Le groupe français Kering, propriétaire emblématique de la marque Gucci, se retrouve dans une tourmente depuis l'arrivée de Luca de Meo à sa direction générale en septembre. Selon les dernières annonces, les ventes pour 2025 ont chuté de 13% et le bénéfice net s'élève à seulement 72 millions d'euros, un chiffre divisant par plus de dix celui de l'année précédente.
Cette situation est aggravée par la baisse significative des ventes de Gucci, qui ont dégringolé de 22% pour atteindre 6 milliards d'euros sur l'année. Malgré cette baisse, Kering soutient avoir perçu des signes d'une amélioration récente, notamment grâce à des ventes solides de sacs à main, ce qui laisse entrevoir un léger optimisme pour l'avenir.
Dans un communiqué, Luca de Meo a déclaré : "La performance du groupe en 2025 ne reflète pas son véritable potentiel". Il a promis de mettre en place une feuille de route claire lors de leur prochaine journée des marchés financiers, prévue le 16 avril, pour relancer la croissance du groupe avec des stratégies de marques définies et une discipline financière renforcée.
La vente de sa division Beauté à L'Oréal pour 4 milliards de dollars, prévue pour le premier semestre de 2026, a poussé Kering à réviser ses résultats, excluant cette division des performances passées.
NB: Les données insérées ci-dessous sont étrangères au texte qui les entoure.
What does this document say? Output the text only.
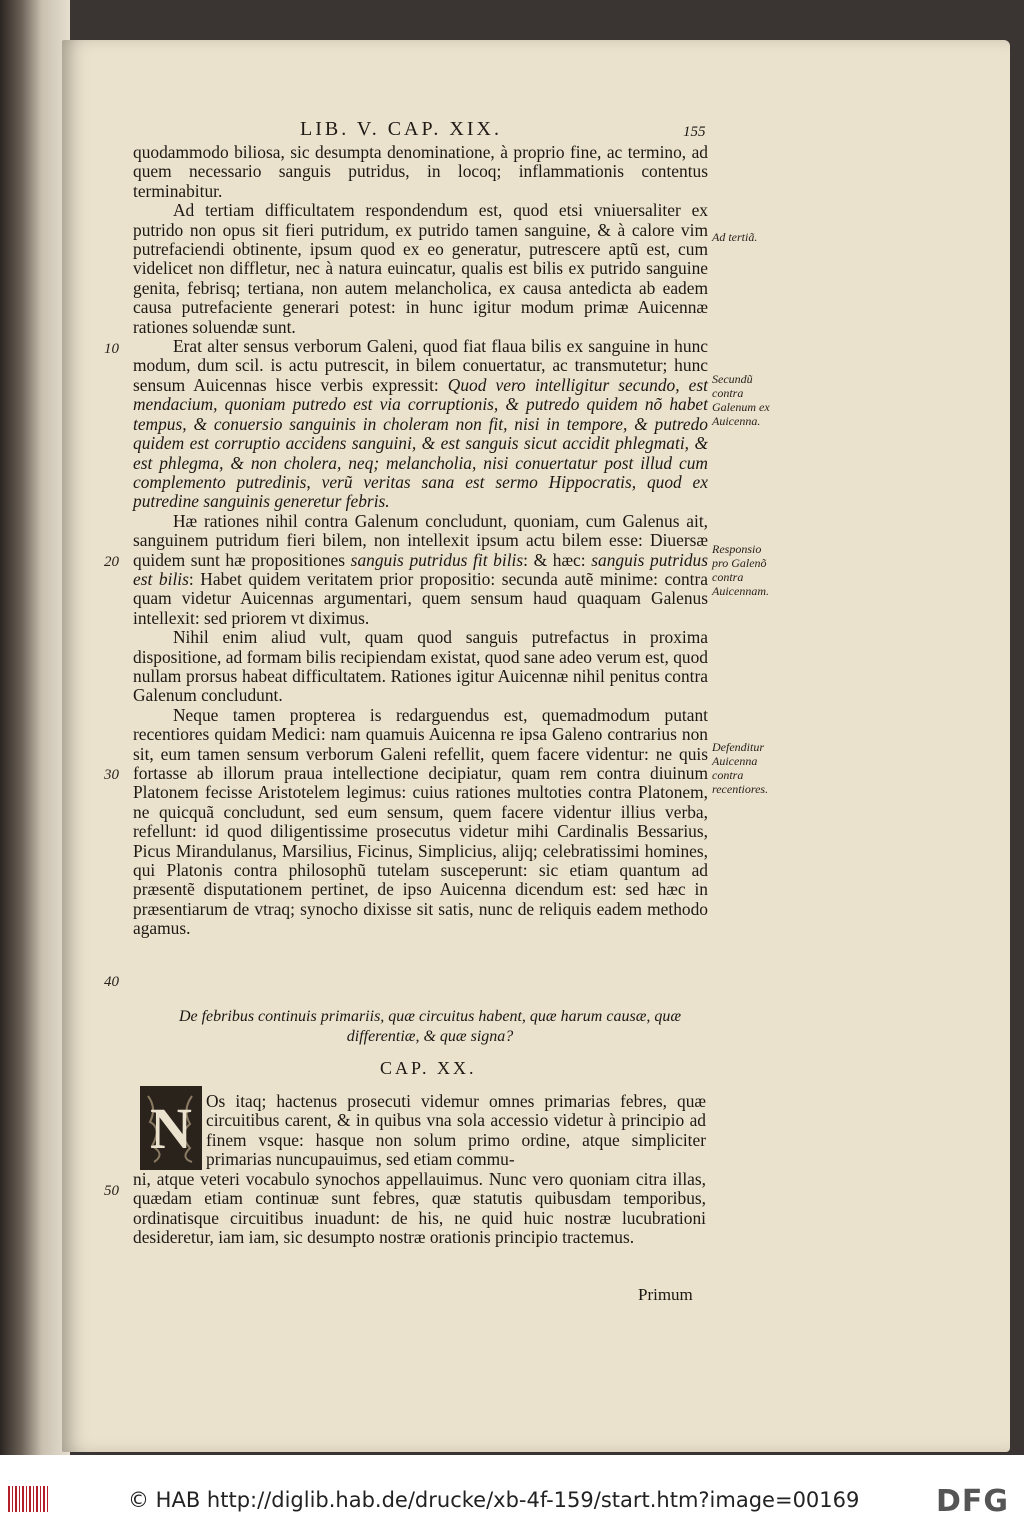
LIB. V. CAP. XIX.	155

quodammodo biliosa, sic desumpta denominatione, à proprio fine, ac termino, ad quem necessario sanguis putridus, in locoq; inflammationis contentus terminabitur.

Ad tertiam difficultatem respondendum est, quod etsi vniuersaliter ex putrido non opus sit fieri putridum, ex putrido tamen sanguine, & à calore vim putrefaciendi obtinente, ipsum quod ex eo generatur, putrescere aptũ est, cum videlicet non diffletur, nec à natura euincatur, qualis est bilis ex putrido sanguine genita, febrisq; tertiana, non autem melancholica, ex causa antedicta ab eadem causa putrefaciente generari potest: in hunc igitur modum primæ Auicennæ rationes soluendæ sunt.

Erat alter sensus verborum Galeni, quod fiat flaua bilis ex sanguine in hunc modum, dum scil. is actu putrescit, in bilem conuertatur, ac transmutetur; hunc sensum Auicennas hisce verbis expressit: Quod vero intelligitur secundo, est mendacium, quoniam putredo est via corruptionis, & putredo quidem nõ habet tempus, & conuersio sanguinis in choleram non fit, nisi in tempore, & putredo quidem est corruptio accidens sanguini, & est sanguis sicut accidit phlegmati, & est phlegma, & non cholera, neq; melancholia, nisi conuertatur post illud cum complemento putredinis, verũ veritas sana est sermo Hippocratis, quod ex putredine sanguinis generetur febris.

Hæ rationes nihil contra Galenum concludunt, quoniam, cum Galenus ait, sanguinem putridum fieri bilem, non intellexit ipsum actu bilem esse: Diuersæ quidem sunt hæ propositiones sanguis putridus fit bilis: & hæc: sanguis putridus est bilis: Habet quidem veritatem prior propositio: secunda autẽ minime: contra quam videtur Auicennas argumentari, quem sensum haud quaquam Galenus intellexit: sed priorem vt diximus.

Nihil enim aliud vult, quam quod sanguis putrefactus in proxima dispositione, ad formam bilis recipiendam existat, quod sane adeo verum est, quod nullam prorsus habeat difficultatem. Rationes igitur Auicennæ nihil penitus contra Galenum concludunt.

Neque tamen propterea is redarguendus est, quemadmodum putant recentiores quidam Medici: nam quamuis Auicenna re ipsa Galeno contrarius non sit, eum tamen sensum verborum Galeni refellit, quem facere videntur: ne quis fortasse ab illorum praua intellectione decipiatur, quam rem contra diuinum Platonem fecisse Aristotelem legimus: cuius rationes multoties contra Platonem, ne quicquã concludunt, sed eum sensum, quem facere videntur illius verba, refellunt: id quod diligentissime prosecutus videtur mihi Cardinalis Bessarius, Picus Mirandulanus, Marsilius, Ficinus, Simplicius, alijq; celebratissimi homines, qui Platonis contra philosophũ tutelam susceperunt: sic etiam quantum ad præsentẽ disputationem pertinet, de ipso Auicenna dicendum est: sed hæc in præsentiarum de vtraq; synocho dixisse sit satis, nunc de reliquis eadem methodo agamus.

10
20
30
40
50
Ad tertiã.
Secundũ contra Galenum ex Auicenna.
Responsio pro Galenõ contra Auicennam.
Defenditur Auicenna contra recentiores.
De febribus continuis primariis, quæ circuitus habent, quæ harum causæ, quæ differentiæ, & quæ signa?
CAP. XX.
N Os itaq; hactenus prosecuti videmur omnes primarias febres, quæ circuitibus carent, & in quibus vna sola accessio videtur à principio ad finem vsque: hasque non solum primo ordine, atque simpliciter primarias nuncupauimus, sed etiam commu-
ni, atque veteri vocabulo synochos appellauimus. Nunc vero quoniam citra illas, quædam etiam continuæ sunt febres, quæ statutis quibusdam temporibus, ordinatisque circuitibus inuadunt: de his, ne quid huic nostræ lucubrationi desideretur, iam iam, sic desumpto nostræ orationis principio tractemus.
Primum
© HAB http://diglib.hab.de/drucke/xb-4f-159/start.htm?image=00169	DFG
Les actions de Kering ont légèrement rebondi, avec une augmentation de plus de 12% lors d'une séance boursière, suite à un quatrième trimestre qui, bien que difficile, a été moins mauvais que prévu. Ce regain de confiance est perçu par les analystes comme un signe positif dans un environnement global tendu.
Pour relever le défi, de Meo a initié plusieurs changements stratégiques, notamment en plaçant Francesca Bellettini, l'ex-directrice adjointe de Kering, à la tête de Gucci, redéfinissant aussi la direction créative avec Demna, le styliste de Balenciaga.
En dépit des difficultés, Gucci demeure une pièce maîtresse pour Kering, représentant 41% des ventes annuelles et une large part de la rentabilité opérationnelle. Cependant, le directeur général se montre pragmatique, affirmant que "le niveau de bullshit a diminué fortement" au sein de l'entreprise, et qu'il cherche à encourager une collaboration plus étroite entre les différentes marques du portefeuille.
Dans les mois à venir, Kering envisage de fermer environ 150 de ses magasins, dont un tiers seraient des points de vente Gucci. Toutefois, de Meo a précisé que certaines boutiques pourraient rouvrir, mais il vise à réduire les pertes liées aux points de vente non rentables. Cette réorganisation impliquera principalement des fermetures en Asie et aux États-Unis.
Pour diversifier ses revenus et réduire sa dependence à Gucci, Kering mise sur une expansion de sa marque Yves Saint Laurent, notamment sur le marché chinois, qui présente de réelles opportunités. De plus, la marque McQueen, bien que plus petite, envisage de procéder à des ajustements stratégiques et potentiellement à des réductions d'effectifs face à des pertes financières.
En somme, 2026 représente pour Kering une occasion de solidifier ses bases et d'envisager une reconquête du marché. Comme le rappelle de Meo : "Je ne fais pas de la charité, on gère une boîte".